1. La fin des années 90 et le début des années 2000 vont être marqués par une phase de croissance technologique et industrielle mondiale. Cette véritable mutation numérique se matérialise à travers un ensemble impressionnant de produits grand public qui se développent à l’échelle mondiale : micro-ordinateurs, jeux vidéo et consoles, téléphones portables, lecteurs enregistreurs CD puis DVD, télévision numérique, services associés, etc.

2. Autant de produits qui amorcent une véritable explosion consumériste mondiale et une démocratisation de masse de l’informatique personnelle, tant dans les pays développés, où ils pénètrent dans les foyers les plus modestes, que dans le reste du monde, où ils deviennent également l’apanage des classes supérieures et moyennes.

3. Dans le même temps, la généralisation des connexions à haut débit et les connexions sans fil (wifi, Bluetooth) font exploser l’utilisation d’Internet, les achats en ligne et les innombrables activités qu’offre le Web.

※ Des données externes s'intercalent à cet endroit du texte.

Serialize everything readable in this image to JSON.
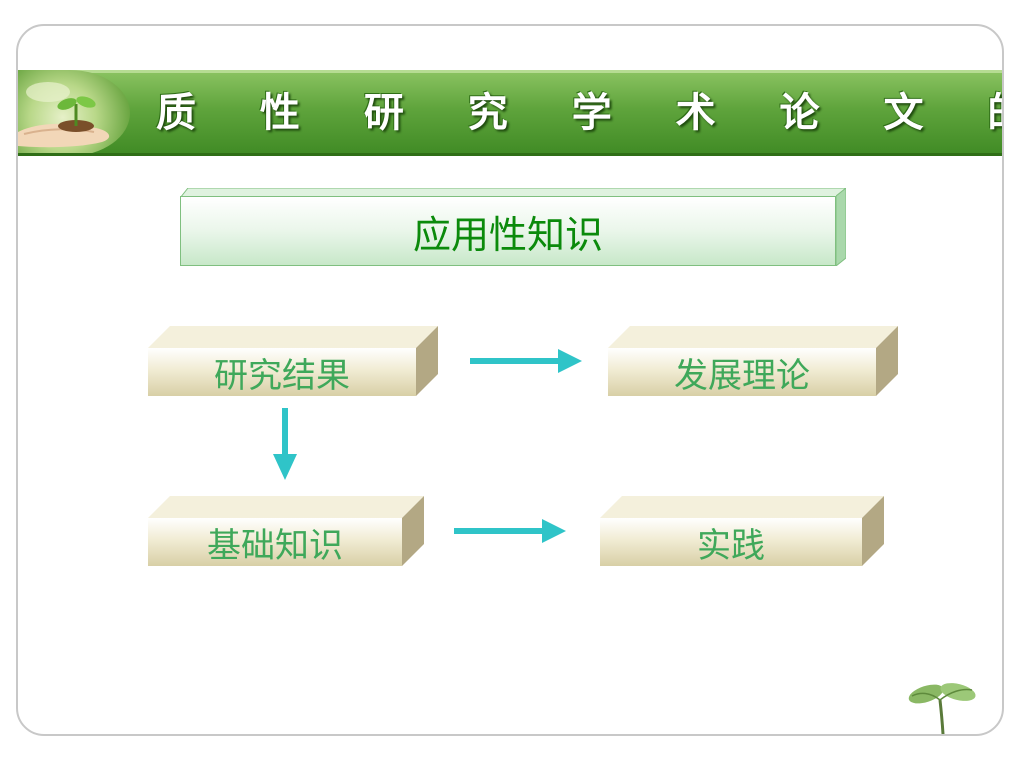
{
  "slide": {
    "title": "质 性 研 究 学 术 论 文 的 评 价"
  },
  "diagram": {
    "top_box": {
      "label": "应用性知识"
    },
    "nodes": {
      "research_results": "研究结果",
      "theory_development": "发展理论",
      "basic_knowledge": "基础知识",
      "practice": "实践"
    }
  },
  "colors": {
    "title_green": "#5fa43c",
    "top_box_text": "#0b8a0b",
    "node_text": "#3fa85a",
    "arrow_teal": "#2fc4c8"
  }
}
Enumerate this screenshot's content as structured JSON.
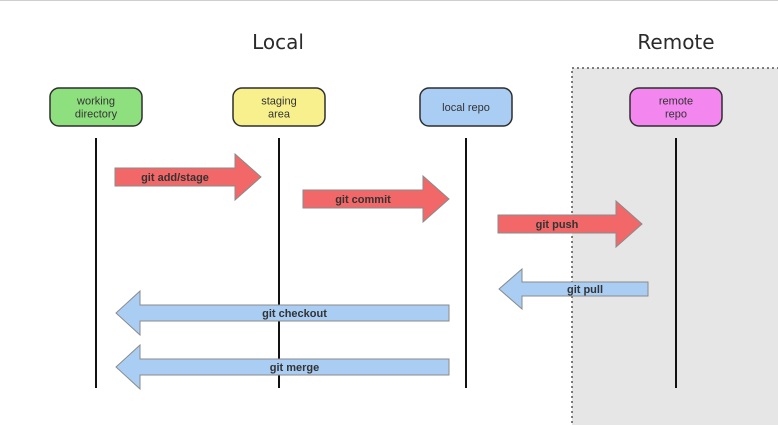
{
  "sections": {
    "local": "Local",
    "remote": "Remote"
  },
  "nodes": [
    {
      "id": "working",
      "lines": [
        "working",
        "directory"
      ],
      "fill": "#8ee07e",
      "stroke": "#2f2f2f"
    },
    {
      "id": "staging",
      "lines": [
        "staging",
        "area"
      ],
      "fill": "#f7f08c",
      "stroke": "#2f2f2f"
    },
    {
      "id": "local",
      "lines": [
        "local repo"
      ],
      "fill": "#a9cdf3",
      "stroke": "#2f2f2f"
    },
    {
      "id": "remote",
      "lines": [
        "remote",
        "repo"
      ],
      "fill": "#f486ef",
      "stroke": "#2f2f2f"
    }
  ],
  "commands": [
    {
      "id": "git-add",
      "label": "git add/stage",
      "from": "working",
      "to": "staging",
      "direction": "right",
      "color": "#f26868"
    },
    {
      "id": "git-commit",
      "label": "git commit",
      "from": "staging",
      "to": "local",
      "direction": "right",
      "color": "#f26868"
    },
    {
      "id": "git-push",
      "label": "git push",
      "from": "local",
      "to": "remote",
      "direction": "right",
      "color": "#f26868"
    },
    {
      "id": "git-pull",
      "label": "git pull",
      "from": "remote",
      "to": "local",
      "direction": "left",
      "color": "#a9cdf3"
    },
    {
      "id": "git-checkout",
      "label": "git checkout",
      "from": "local",
      "to": "working",
      "direction": "left",
      "color": "#a9cdf3"
    },
    {
      "id": "git-merge",
      "label": "git merge",
      "from": "local",
      "to": "working",
      "direction": "left",
      "color": "#a9cdf3"
    }
  ],
  "colors": {
    "remote_zone_fill": "#e6e6e6",
    "remote_zone_border": "#555555",
    "lifeline": "#111111",
    "arrow_outline": "#8a8a8a"
  }
}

A partir de 2005, ces phénomènes vont provoquer la formation d’une cyber-planète au rythme du Web 2 interactif (blogs, wiki, réseaux sociaux, logiciels libres), en attendant le Web 3 sémantique (informatique linguistique, gestion électronique de la documentation, interfaces vocales, traduction automatique, agents intelligents). La toile un véritable continent numérique dont la croissance accélérée est décrite dans « Netbrain » par Denis Ettighoffer (Dunod 2008). Il décrit ce continent numérique qui est déjà le plus grand marché du monde, qui bénéficie du plus fort taux de croissance, qui crée le plus d’emplois, qui attire les plus gros investissements.

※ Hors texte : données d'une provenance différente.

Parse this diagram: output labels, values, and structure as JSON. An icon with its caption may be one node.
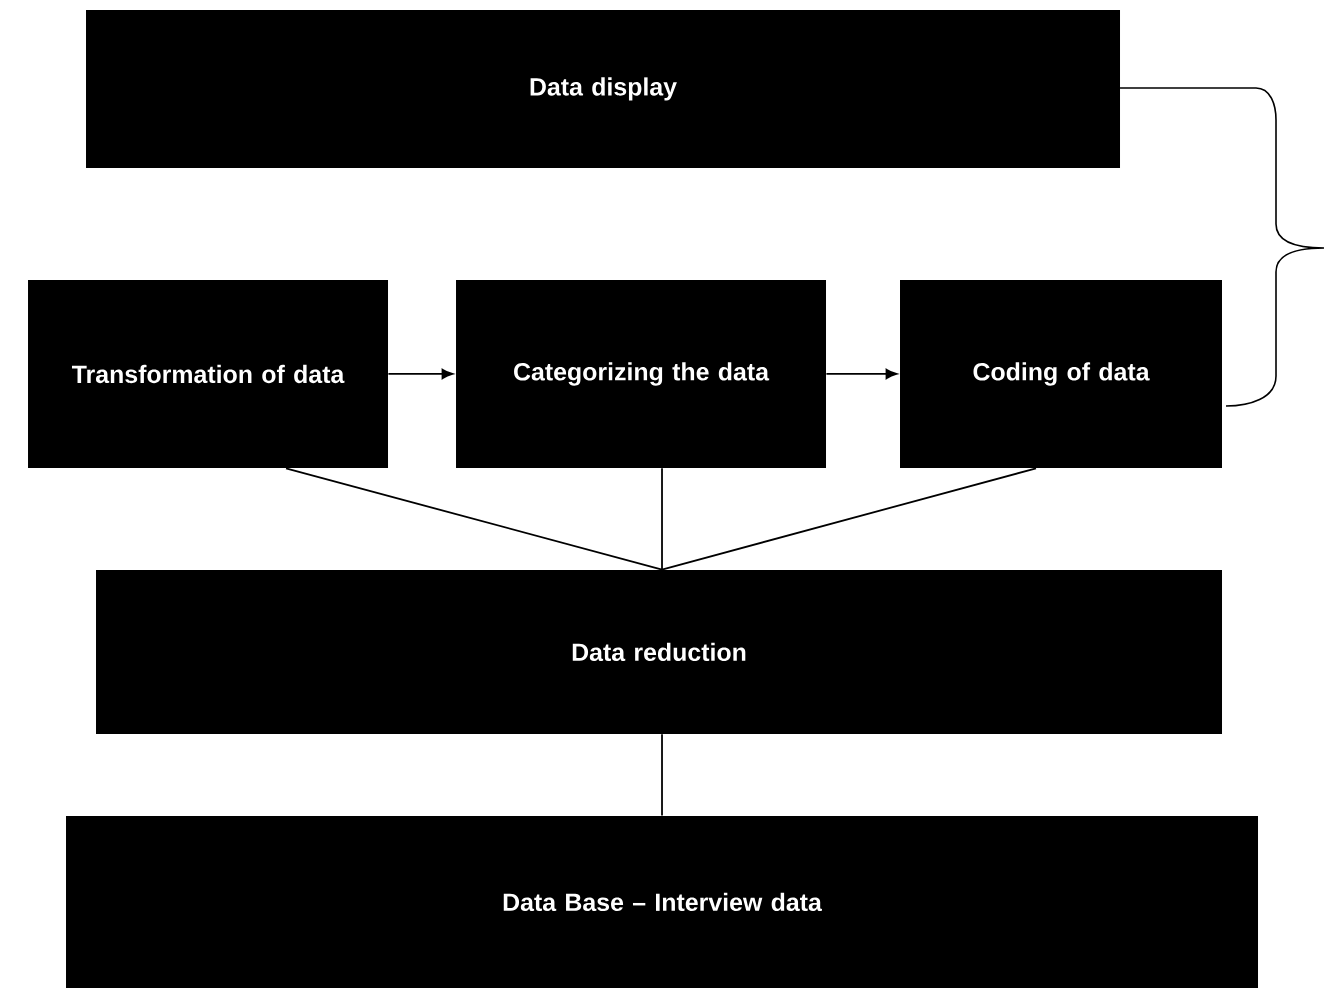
{
  "diagram": {
    "nodes": [
      {
        "text": [
          "Data display"
        ]
      },
      {
        "text": [
          "Transformation of data"
        ]
      },
      {
        "text": [
          "Categorizing the data"
        ]
      },
      {
        "text": [
          "Coding of data"
        ]
      },
      {
        "text": [
          "Data reduction"
        ]
      },
      {
        "text": [
          "Data Base – Interview data"
        ]
      }
    ],
    "edges": [
      {
        "from": 1,
        "to": 2,
        "arrow": "to"
      },
      {
        "from": 2,
        "to": 3,
        "arrow": "to"
      },
      {
        "from": 1,
        "to": 4,
        "arrow": "none"
      },
      {
        "from": 2,
        "to": 4,
        "arrow": "none"
      },
      {
        "from": 3,
        "to": 4,
        "arrow": "none"
      },
      {
        "from": 4,
        "to": 5,
        "arrow": "none"
      }
    ]
  }
}
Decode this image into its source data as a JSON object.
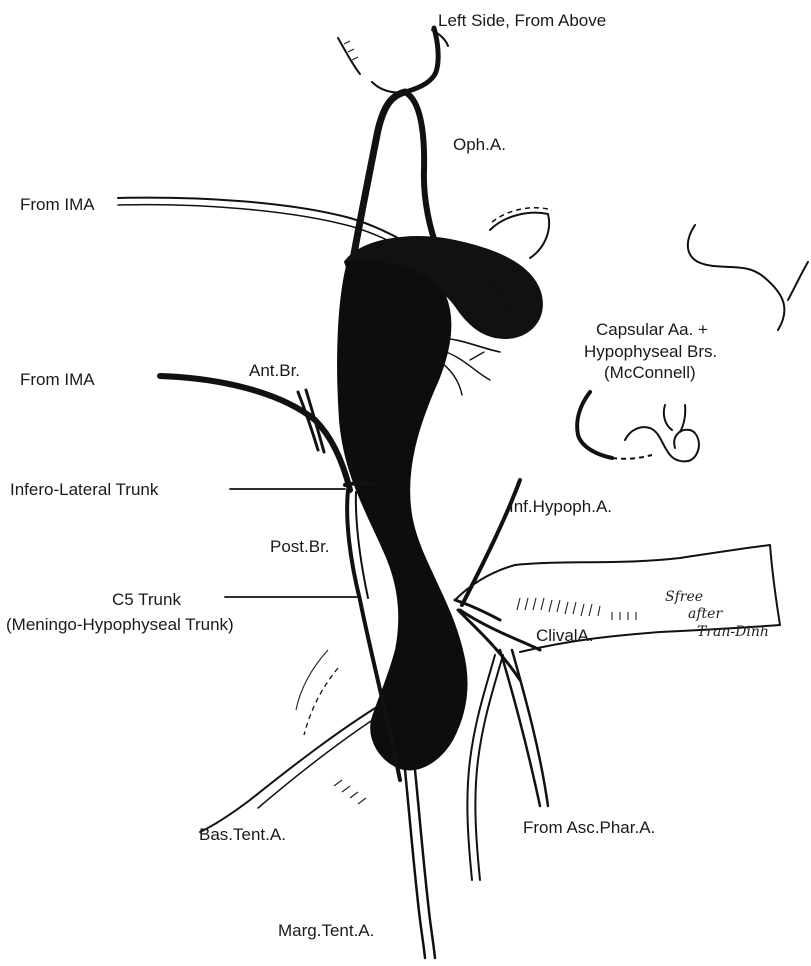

En 50 ans, le monde s’est transformé, il s’est doublé d’une cyber planète avec ses réseaux de citoyens, de communautés, ses réseaux sociaux, ses sites d’entreprises, d’Etats et d’institutions internationales. C’est sur cette planète numérique que les cyber guerriers vont devenir des acteurs mondiaux à part entière.

3. Les cyber guerriers

Le cyber citoyen est potentiellement un cyber guerrier. Non pas un militaire agissant pour une organisation centralisée, mais un guerrier agissant de manière autonome ou en se joignant librement, et plus ou moins régulièrement, à un réseau de soutien pour une action citoyenne particulière.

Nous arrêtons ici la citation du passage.